“What’s your offshoring strategy?”
Many early-stage companies are hearing this not from angry constituents bemoaning the loss of jobs overseas, but from venture capitalists whose feeling may be quite the contrary. In fact, it’s one of the first questions that VCs may ask certain companies before they consider an investment, according to Scott Warren, an analyst and principal with consultancy International Network Services.
“Where I’m really seeing that is in Silicon Valley,” says Warren. “The job market is even tighter there,” he adds, because venture capitalists insist that many companies look at an offshoring strategy. His experience dovetails with a recent USA Today study, which found that 40 percent of start-up companies employ engineers, marketers, analysts, and other workers outside the United States.
To venture capitalists, says Warren, offshoring can be a means to stretch their investment dollar. “They don’t need to be as aggressive on their time to market because they have a better cost model,” he observes. “Their burn rate will be lower.”
To an entrepreneur who receives $10 million (often less) in funding and who faces a burn rate of $500,000 to $1 million a month without offshoring, forging an early global strategy can make the numbers much more attractive. “The burn rate can be as little as $250,000 a month in India or the Philippines,” says Warren.

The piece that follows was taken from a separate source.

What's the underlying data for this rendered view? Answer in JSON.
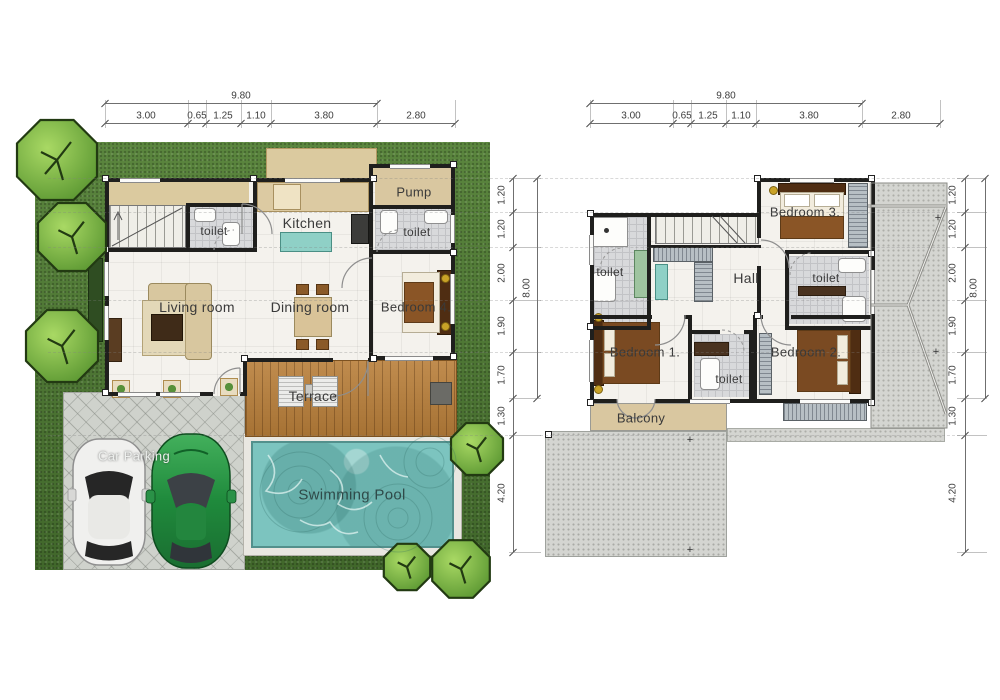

Although start-up companies may be coming under greater pressure to offshore, “going global” early in the game is nothing new. Cerap Marlboro, Massachusetts-based Evergreen Solar — a developer and manufacturer of photovoltaic modules that was founded in 1994 — has been “global from the beginning, by design, because the markets are global for our products,” says director of marketing communications William Kanzer. “It makes sense to build factories near markets,” he adds.
Opportunities for sales and not just savings are certainly a factor, agrees Ken Zolot, a senior lecturer for the MIT Entrepreneurship Center in Cambridge, Massachusetts. Start-ups “don’t only want to get access to a cheaper labor base,” maintains Zolot; “they also want access to a possibly more receptive market,” which they might find in emerging economies.
Zolot acknowledges, however, that reducing labor costs continues to be a major consideration. “Things that used to be done uniquely by American ingenuity can now be done more cost effectively overseas,” he says. “VCs are telling companies, you don’t have to reinvent everything yourself. If there are certain things that you can buy elsewhere — even if it’s labor — why not do it?” That message may be more controversial today, he adds, “but I don’t think it’s any different than telling a start-up that they don’t have to operate their own fleet of cars.”
Since small companies — especially small technology companies — have historically been responsible for much of the job growth in the United States, will early-stage offshoring by start-up companies cause the domestic job-creation engine to sputter? Zolot doesn’t think so. “Access to more-cost-effective tools is enabling the small company CEO to grow the company more effectively,” he maintains, “and provide jobs to the value-adding, more senior people, who are going to be U.S.-based.”